Treewidth is Polynomial in Maximum Degree on Weakly Sparse Graphs Excluding a Planar Induced Minor

TL;DR

This paper proves that graphs excluding a fixed planar induced minor and a biclique as a subgraph have treewidth polynomial in their maximum degree, which is polylogarithmic in the number of vertices when the maximum degree is logarithmic.

Contribution

It establishes a polynomial bound on treewidth for graphs excluding a planar induced minor and a biclique, improving previous exponential bounds and addressing a question about polylogarithmic treewidth.

Findings

Treewidth is polynomial in maximum degree for such graphs.

Treewidth is polylogarithmic in number of vertices when maximum degree is logarithmic.

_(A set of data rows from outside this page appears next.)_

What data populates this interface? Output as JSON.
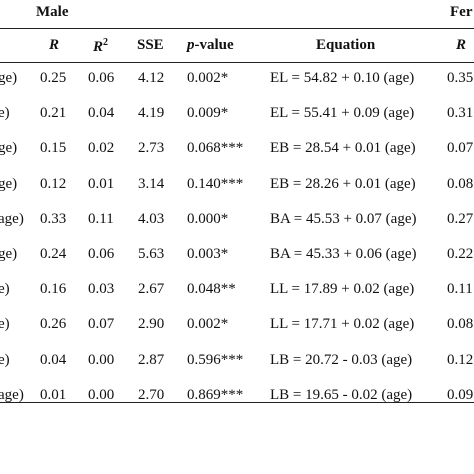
{
  "groups": {
    "left": "Male",
    "right": "Fer"
  },
  "headers": {
    "r": "R",
    "r2_base": "R",
    "r2_sup": "2",
    "sse": "SSE",
    "pvalue_italic": "p",
    "pvalue_rest": "-value",
    "equation": "Equation",
    "r_right": "R"
  },
  "rows": [
    {
      "label": "ge)",
      "r": "0.25",
      "r2": "0.06",
      "sse": "4.12",
      "p": "0.002*",
      "eq": "EL = 54.82 + 0.10 (age)",
      "r_right": "0.35"
    },
    {
      "label": "e)",
      "r": "0.21",
      "r2": "0.04",
      "sse": "4.19",
      "p": "0.009*",
      "eq": "EL = 55.41 + 0.09 (age)",
      "r_right": "0.31"
    },
    {
      "label": "ge)",
      "r": "0.15",
      "r2": "0.02",
      "sse": "2.73",
      "p": "0.068***",
      "eq": "EB = 28.54 + 0.01 (age)",
      "r_right": "0.07"
    },
    {
      "label": "ge)",
      "r": "0.12",
      "r2": "0.01",
      "sse": "3.14",
      "p": "0.140***",
      "eq": "EB = 28.26 + 0.01 (age)",
      "r_right": "0.08"
    },
    {
      "label": "age)",
      "r": "0.33",
      "r2": "0.11",
      "sse": "4.03",
      "p": "0.000*",
      "eq": "BA = 45.53 + 0.07 (age)",
      "r_right": "0.27"
    },
    {
      "label": "ge)",
      "r": "0.24",
      "r2": "0.06",
      "sse": "5.63",
      "p": "0.003*",
      "eq": "BA = 45.33 + 0.06 (age)",
      "r_right": "0.22"
    },
    {
      "label": "e)",
      "r": "0.16",
      "r2": "0.03",
      "sse": "2.67",
      "p": "0.048**",
      "eq": "LL = 17.89 + 0.02 (age)",
      "r_right": "0.11"
    },
    {
      "label": "e)",
      "r": "0.26",
      "r2": "0.07",
      "sse": "2.90",
      "p": "0.002*",
      "eq": "LL = 17.71 + 0.02 (age)",
      "r_right": "0.08"
    },
    {
      "label": "e)",
      "r": "0.04",
      "r2": "0.00",
      "sse": "2.87",
      "p": "0.596***",
      "eq": "LB = 20.72 - 0.03 (age)",
      "r_right": "0.12"
    },
    {
      "label": "age)",
      "r": "0.01",
      "r2": "0.00",
      "sse": "2.70",
      "p": "0.869***",
      "eq": "LB = 19.65 - 0.02 (age)",
      "r_right": "0.09"
    }
  ]
}
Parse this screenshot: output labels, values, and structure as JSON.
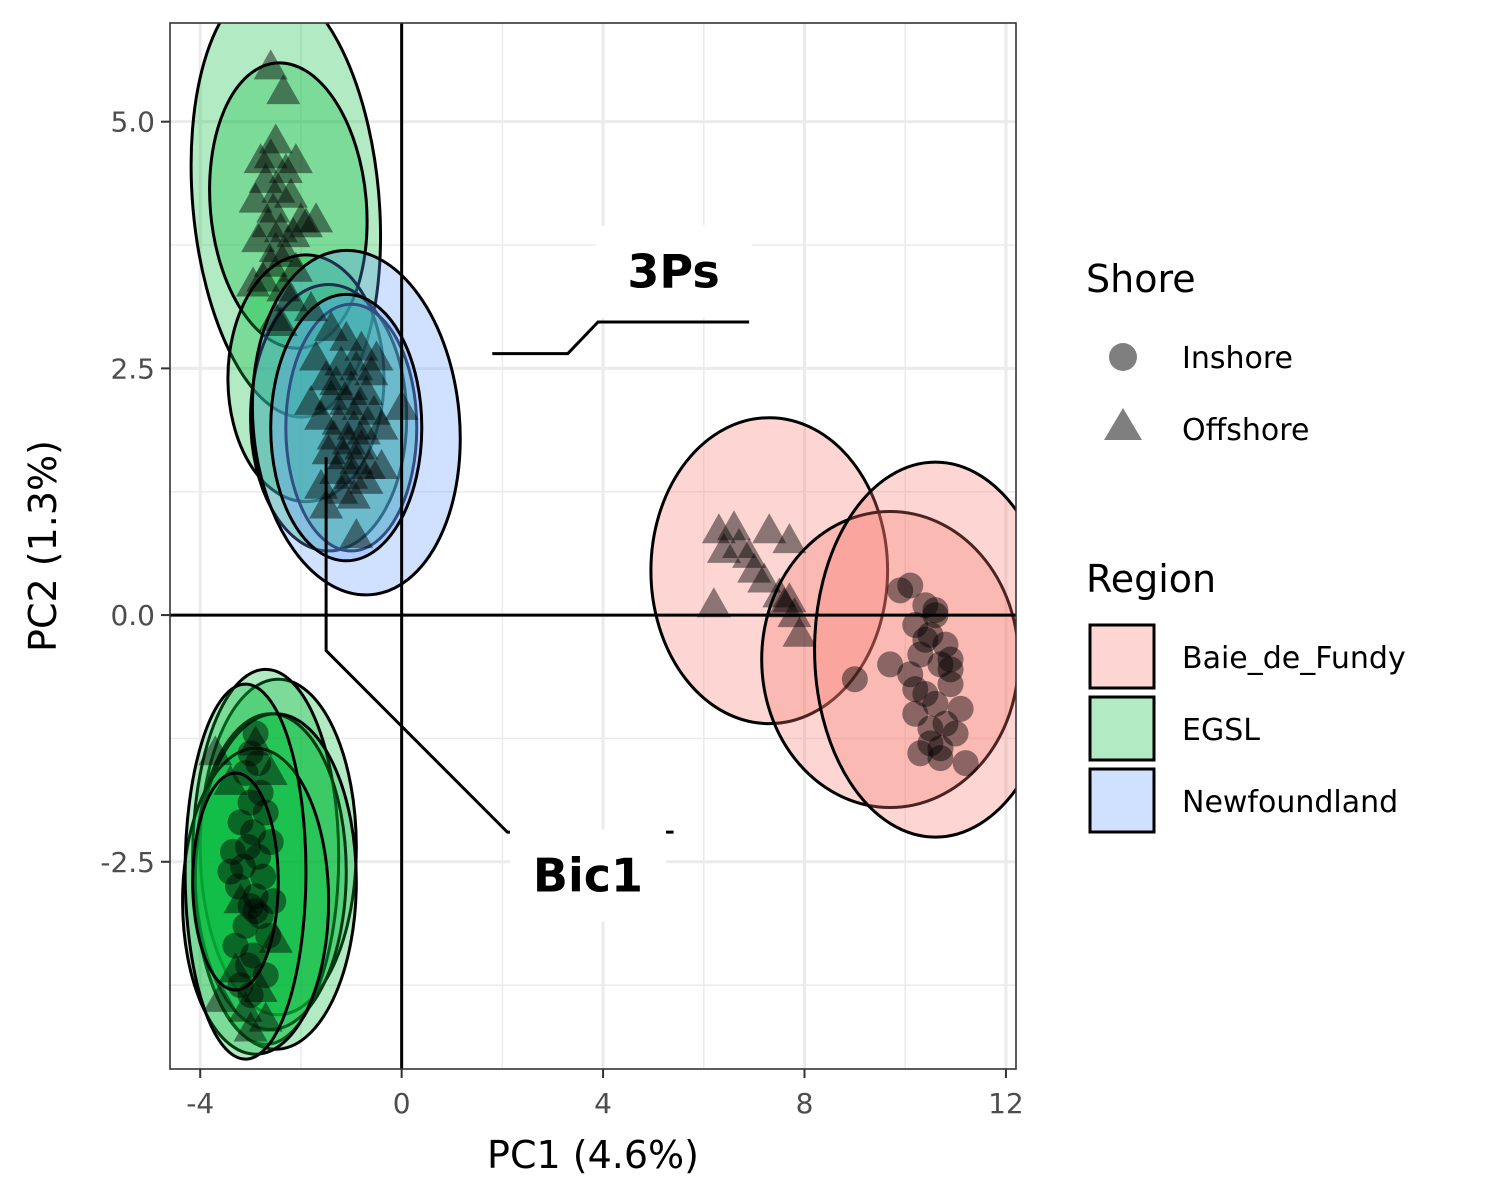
{
  "chart_data": {
    "type": "scatter",
    "xlabel": "PC1 (4.6%)",
    "ylabel": "PC2 (1.3%)",
    "xlim": [
      -4.6,
      12.2
    ],
    "ylim": [
      -4.6,
      6.0
    ],
    "x_ticks": [
      -4,
      0,
      4,
      8,
      12
    ],
    "x_tick_labels": [
      "-4",
      "0",
      "4",
      "8",
      "12"
    ],
    "y_ticks": [
      -2.5,
      0,
      2.5,
      5
    ],
    "y_tick_labels": [
      "-2.5",
      "0.0",
      "2.5",
      "5.0"
    ],
    "grid": true,
    "reference_lines": {
      "x": 0,
      "y": 0
    },
    "legends": [
      {
        "title": "Shore",
        "placement": "right",
        "entries": [
          {
            "label": "Inshore",
            "shape": "circle"
          },
          {
            "label": "Offshore",
            "shape": "triangle"
          }
        ]
      },
      {
        "title": "Region",
        "placement": "right",
        "entries": [
          {
            "label": "Baie_de_Fundy",
            "color": "#F8766D"
          },
          {
            "label": "EGSL",
            "color": "#00BA38"
          },
          {
            "label": "Newfoundland",
            "color": "#619CFF"
          }
        ]
      }
    ],
    "annotations": [
      {
        "label": "3Ps",
        "label_x": 5.4,
        "label_y": 3.48,
        "line": [
          [
            1.8,
            2.65
          ],
          [
            3.3,
            2.65
          ],
          [
            3.9,
            2.97
          ],
          [
            6.9,
            2.97
          ]
        ]
      },
      {
        "label": "Bic1",
        "label_x": 3.7,
        "label_y": -2.64,
        "line": [
          [
            -1.5,
            1.6
          ],
          [
            -1.5,
            -0.36
          ],
          [
            2.1,
            -2.2
          ],
          [
            5.4,
            -2.2
          ]
        ]
      }
    ],
    "ellipses": [
      {
        "region": "EGSL",
        "cx": -2.3,
        "cy": 4.2,
        "rx": 1.85,
        "ry": 2.2,
        "angle": -5
      },
      {
        "region": "EGSL",
        "cx": -2.25,
        "cy": 4.15,
        "rx": 1.55,
        "ry": 1.45,
        "angle": -5
      },
      {
        "region": "EGSL",
        "cx": -1.9,
        "cy": 2.4,
        "rx": 1.55,
        "ry": 1.25,
        "angle": 0
      },
      {
        "region": "EGSL",
        "cx": -1.45,
        "cy": 2.0,
        "rx": 1.55,
        "ry": 1.35,
        "angle": 0
      },
      {
        "region": "EGSL",
        "cx": -1.0,
        "cy": 1.9,
        "rx": 1.3,
        "ry": 1.25,
        "angle": 0
      },
      {
        "region": "Newfoundland",
        "cx": -0.9,
        "cy": 1.95,
        "rx": 2.05,
        "ry": 1.75,
        "angle": -5
      },
      {
        "region": "Newfoundland",
        "cx": -1.1,
        "cy": 1.9,
        "rx": 1.5,
        "ry": 1.35,
        "angle": 0
      },
      {
        "region": "EGSL",
        "cx": -2.45,
        "cy": -2.35,
        "rx": 1.55,
        "ry": 1.7,
        "angle": 0
      },
      {
        "region": "EGSL",
        "cx": -2.7,
        "cy": -2.45,
        "rx": 1.45,
        "ry": 1.9,
        "angle": 0
      },
      {
        "region": "EGSL",
        "cx": -2.6,
        "cy": -2.6,
        "rx": 1.5,
        "ry": 1.6,
        "angle": 0
      },
      {
        "region": "EGSL",
        "cx": -2.5,
        "cy": -2.7,
        "rx": 1.6,
        "ry": 1.7,
        "angle": 0
      },
      {
        "region": "EGSL",
        "cx": -2.9,
        "cy": -2.9,
        "rx": 1.45,
        "ry": 1.55,
        "angle": 0
      },
      {
        "region": "EGSL",
        "cx": -3.1,
        "cy": -2.6,
        "rx": 1.2,
        "ry": 1.9,
        "angle": 0
      },
      {
        "region": "EGSL",
        "cx": -3.3,
        "cy": -2.7,
        "rx": 0.85,
        "ry": 1.1,
        "angle": 0
      },
      {
        "region": "Baie_de_Fundy",
        "cx": 7.3,
        "cy": 0.45,
        "rx": 2.35,
        "ry": 1.55,
        "angle": 0
      },
      {
        "region": "Baie_de_Fundy",
        "cx": 9.7,
        "cy": -0.45,
        "rx": 2.55,
        "ry": 1.5,
        "angle": 0
      },
      {
        "region": "Baie_de_Fundy",
        "cx": 10.6,
        "cy": -0.35,
        "rx": 2.4,
        "ry": 1.9,
        "angle": 0
      }
    ],
    "series": [
      {
        "region": "EGSL",
        "shore": "Offshore",
        "x": [
          -2.6,
          -2.35,
          -2.5,
          -2.8,
          -2.3,
          -2.1,
          -2.7,
          -2.45,
          -2.2,
          -2.9,
          -2.55,
          -2.0,
          -2.65,
          -2.4,
          -2.15,
          -2.85,
          -2.5,
          -2.3,
          -1.9,
          -2.6,
          -2.75,
          -2.35,
          -1.8,
          -2.5,
          -2.2,
          -2.95,
          -2.4,
          -1.7,
          -2.6,
          -2.1
        ],
        "y": [
          5.55,
          5.3,
          4.8,
          4.6,
          4.5,
          4.6,
          4.4,
          4.3,
          4.25,
          4.2,
          4.1,
          4.0,
          3.95,
          3.9,
          3.85,
          3.8,
          3.7,
          3.65,
          3.95,
          3.55,
          3.4,
          3.3,
          3.1,
          3.0,
          3.2,
          3.35,
          2.95,
          4.0,
          4.65,
          3.5
        ]
      },
      {
        "region": "EGSL",
        "shore": "Offshore",
        "x": [
          -1.4,
          -1.1,
          -0.8,
          -0.5,
          -1.2,
          -0.9,
          -0.6,
          -1.5,
          -1.3,
          -1.0,
          -0.7,
          -1.4,
          -1.1,
          -0.85,
          -0.55,
          -1.6,
          -1.25,
          -0.95,
          -0.75,
          -1.35,
          -1.05,
          -0.8,
          -1.45,
          -1.15,
          -0.9,
          -0.65,
          -1.3,
          -1.0,
          -0.7,
          -1.2,
          -0.95,
          -1.5,
          -1.7,
          -1.8,
          -0.4,
          0.0
        ],
        "y": [
          2.9,
          2.8,
          2.7,
          2.6,
          2.55,
          2.5,
          2.45,
          2.4,
          2.35,
          2.3,
          2.25,
          2.2,
          2.15,
          2.1,
          2.05,
          2.0,
          1.95,
          1.9,
          1.85,
          1.8,
          1.75,
          1.7,
          1.65,
          1.6,
          1.55,
          1.5,
          1.45,
          1.4,
          1.35,
          1.25,
          1.2,
          1.1,
          2.6,
          2.15,
          1.9,
          2.1
        ]
      },
      {
        "region": "Newfoundland",
        "shore": "Offshore",
        "x": [
          -0.9,
          -1.6,
          -0.4
        ],
        "y": [
          0.8,
          1.3,
          1.5
        ]
      },
      {
        "region": "EGSL",
        "shore": "Inshore",
        "x": [
          -2.9,
          -3.0,
          -3.1,
          -2.8,
          -2.7,
          -3.2,
          -2.95,
          -3.05,
          -2.85,
          -3.15,
          -2.75,
          -3.25,
          -2.9,
          -3.0,
          -2.8,
          -3.1,
          -2.65,
          -3.3,
          -2.95,
          -3.05,
          -2.7,
          -3.2,
          -2.85,
          -3.0,
          -3.35,
          -2.6,
          -3.4,
          -2.55,
          -3.0,
          -2.9
        ],
        "y": [
          -1.2,
          -1.4,
          -1.6,
          -1.8,
          -2.0,
          -2.1,
          -2.2,
          -2.35,
          -2.45,
          -2.55,
          -2.65,
          -2.75,
          -2.85,
          -2.95,
          -3.05,
          -3.15,
          -3.25,
          -3.35,
          -3.45,
          -3.55,
          -3.65,
          -3.75,
          -1.5,
          -1.9,
          -2.4,
          -2.3,
          -2.6,
          -2.9,
          -3.85,
          -3.0
        ]
      },
      {
        "region": "EGSL",
        "shore": "Offshore",
        "x": [
          -3.7,
          -3.4,
          -2.9,
          -2.6,
          -3.1,
          -2.7,
          -3.6,
          -3.3,
          -2.8,
          -3.2,
          -2.5,
          -3.0
        ],
        "y": [
          -1.4,
          -1.7,
          -1.3,
          -1.6,
          -4.0,
          -4.1,
          -3.9,
          -3.6,
          -3.8,
          -2.9,
          -3.3,
          -4.2
        ]
      },
      {
        "region": "Baie_de_Fundy",
        "shore": "Offshore",
        "x": [
          6.3,
          6.6,
          6.4,
          6.7,
          6.9,
          7.0,
          7.2,
          7.5,
          7.6,
          7.7,
          7.8,
          7.9,
          7.3,
          6.2,
          7.7
        ],
        "y": [
          0.85,
          0.88,
          0.65,
          0.7,
          0.6,
          0.45,
          0.35,
          0.2,
          0.1,
          0.15,
          0.0,
          -0.2,
          0.85,
          0.1,
          0.75
        ]
      },
      {
        "region": "Baie_de_Fundy",
        "shore": "Inshore",
        "x": [
          9.9,
          10.1,
          10.4,
          10.2,
          10.6,
          10.5,
          10.8,
          10.3,
          10.7,
          10.1,
          10.9,
          10.4,
          10.6,
          10.2,
          10.8,
          11.0,
          10.5,
          10.3,
          11.2,
          10.7,
          9.7,
          9.0,
          10.6,
          10.9,
          10.4,
          10.2,
          11.1,
          10.5,
          10.7,
          10.9
        ],
        "y": [
          0.25,
          0.3,
          0.1,
          -0.1,
          0.0,
          -0.2,
          -0.3,
          -0.4,
          -0.5,
          -0.6,
          -0.7,
          -0.8,
          -0.9,
          -1.0,
          -1.1,
          -1.2,
          -1.3,
          -1.4,
          -1.5,
          -1.45,
          -0.5,
          -0.65,
          0.05,
          -0.45,
          -0.25,
          -0.75,
          -0.95,
          -1.15,
          -1.35,
          -0.55
        ]
      }
    ]
  }
}
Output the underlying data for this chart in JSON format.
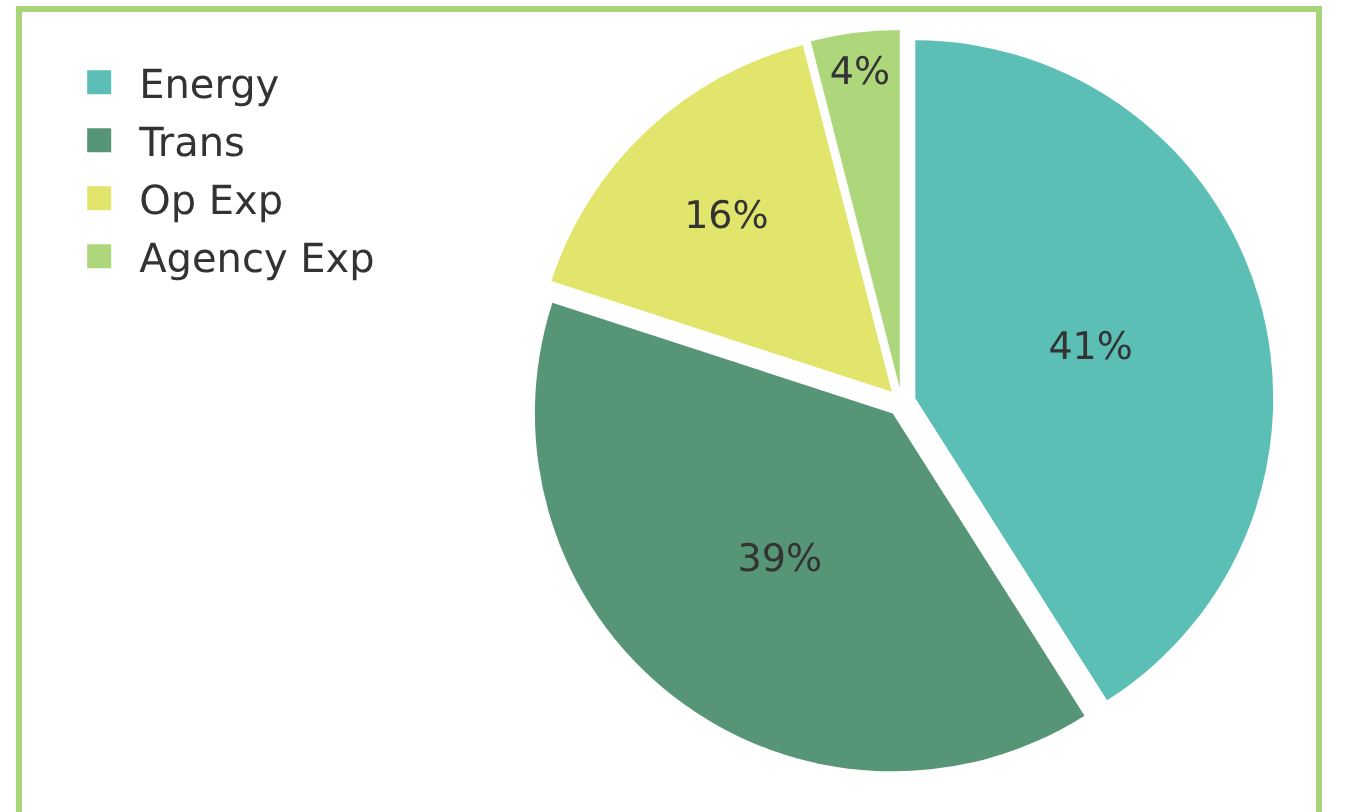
{
  "chart_data": {
    "type": "pie",
    "categories": [
      "Energy",
      "Trans",
      "Op Exp",
      "Agency Exp"
    ],
    "values": [
      41,
      39,
      16,
      4
    ],
    "value_labels": [
      "41%",
      "39%",
      "16%",
      "4%"
    ],
    "colors": [
      "#5bbfb5",
      "#579577",
      "#e2e56c",
      "#aed67a"
    ],
    "legend": "top left"
  }
}
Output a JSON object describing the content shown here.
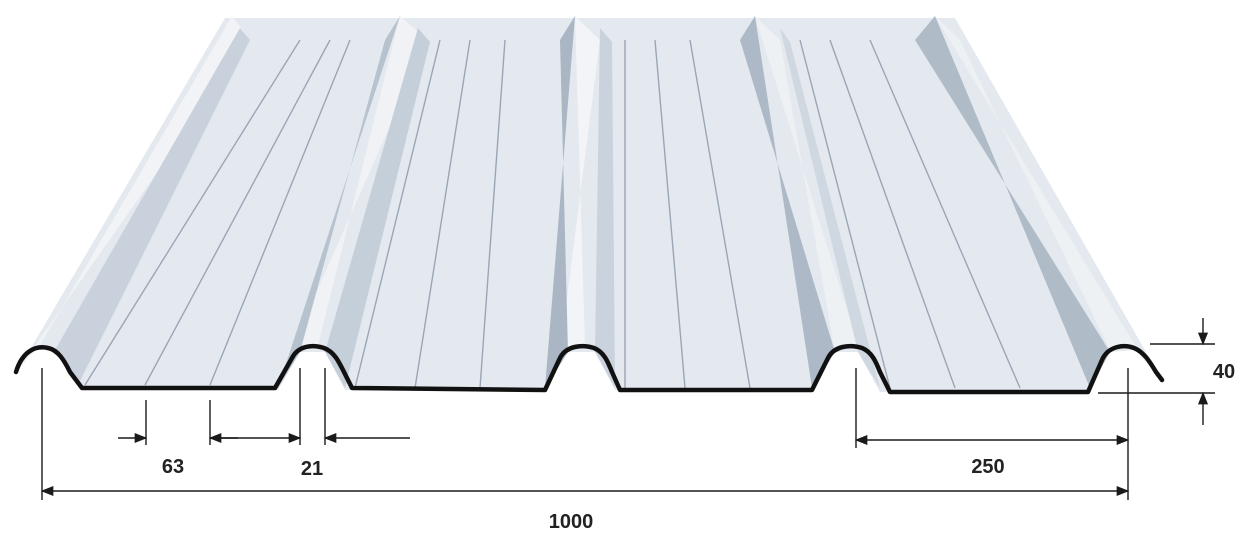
{
  "dimensions": {
    "trough_width": "63",
    "rib_top": "21",
    "rib_pitch": "250",
    "total_width": "1000",
    "height": "40"
  },
  "colors": {
    "sheet_light": "#e7ebf0",
    "sheet_mid": "#d3dae3",
    "sheet_dark": "#b9c3cf",
    "edge": "#111111",
    "dimension_line": "#1a1a1a"
  }
}
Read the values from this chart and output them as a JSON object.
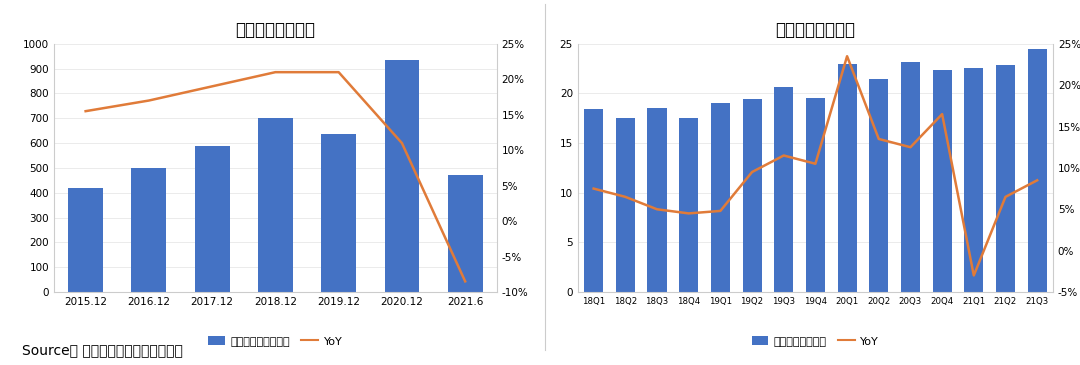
{
  "chart1": {
    "title": "永辉超市收入情况",
    "bar_labels": [
      "2015.12",
      "2016.12",
      "2017.12",
      "2018.12",
      "2019.12",
      "2020.12",
      "2021.6"
    ],
    "bar_values": [
      420,
      498,
      588,
      700,
      638,
      933,
      470
    ],
    "yoy_values": [
      15.5,
      17.0,
      19.0,
      21.0,
      21.0,
      11.0,
      -8.5
    ],
    "bar_color": "#4472C4",
    "line_color": "#E07B39",
    "ylim_left": [
      0,
      1000
    ],
    "ylim_right": [
      -10,
      25
    ],
    "yticks_left": [
      0,
      100,
      200,
      300,
      400,
      500,
      600,
      700,
      800,
      900,
      1000
    ],
    "yticks_right": [
      -10,
      -5,
      0,
      5,
      10,
      15,
      20,
      25
    ],
    "ytick_labels_right": [
      "-10%",
      "-5%",
      "0%",
      "5%",
      "10%",
      "15%",
      "20%",
      "25%"
    ],
    "legend_bar": "营业总收入（亿元）",
    "legend_line": "YoY"
  },
  "chart2": {
    "title": "红旗连锁收入情况",
    "bar_labels": [
      "18Q1",
      "18Q2",
      "18Q3",
      "18Q4",
      "19Q1",
      "19Q2",
      "19Q3",
      "19Q4",
      "20Q1",
      "20Q2",
      "20Q3",
      "20Q4",
      "21Q1",
      "21Q2",
      "21Q3"
    ],
    "bar_values": [
      18.4,
      17.5,
      18.5,
      17.5,
      19.0,
      19.4,
      20.6,
      19.5,
      23.0,
      21.5,
      23.2,
      22.4,
      22.6,
      22.9,
      24.5
    ],
    "yoy_values": [
      7.5,
      6.5,
      5.0,
      4.5,
      4.8,
      9.5,
      11.5,
      10.5,
      23.5,
      13.5,
      12.5,
      16.5,
      -3.0,
      6.5,
      8.5
    ],
    "bar_color": "#4472C4",
    "line_color": "#E07B39",
    "ylim_left": [
      0,
      25
    ],
    "ylim_right": [
      -5,
      25
    ],
    "yticks_left": [
      0,
      5,
      10,
      15,
      20,
      25
    ],
    "yticks_right": [
      -5,
      0,
      5,
      10,
      15,
      20,
      25
    ],
    "ytick_labels_right": [
      "-5%",
      "0%",
      "5%",
      "10%",
      "15%",
      "20%",
      "25%"
    ],
    "legend_bar": "营业收入（亿元）",
    "legend_line": "YoY"
  },
  "source_text": "Source： 公司公告，洞见数据研究院",
  "bg_color": "#FFFFFF",
  "title_fontsize": 12,
  "tick_fontsize": 7.5,
  "legend_fontsize": 8,
  "source_fontsize": 10
}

Provides a partial answer to an open question on graph classes with bounded treewidth.

Abstract

A graph $G$ contains a graph $H$ as an induced minor if $H$ can be obtained from $G$ after vertex deletions and edge contractions. We show that for every $k$-vertex planar graph $H$, every graph $G$ excluding $H$ as an induced minor and $K_{t,t}$ as a subgraph has treewidth at most $\Delta(G)^{f(k,t)}$ where $\Delta(G)$ denotes the maximum degree of $G$. Without requiring the absence of a $K_{t,t}$ subgraph, Korhonen [JCTB '23] has shown the upper bound of $k^{O(1)} 2^{\Delta(G)^5}$ whose dependence in $\Delta(G)$ is exponential. Our result partially answers a question of Chudnovsky [Dagstuhl seminar '23] asking whether the treewidth of graphs with $\Delta(G)=O(\log{|V(G)|})$ excluding both a $k$-vertex planar graph as an induced minor and the biclique $K_{t,t}$ as a subgraph is in $O_{k,t}(\log |V(G)|)$. We confirm that the treewidth is in this case polylogarithmic in $|V(G)|$.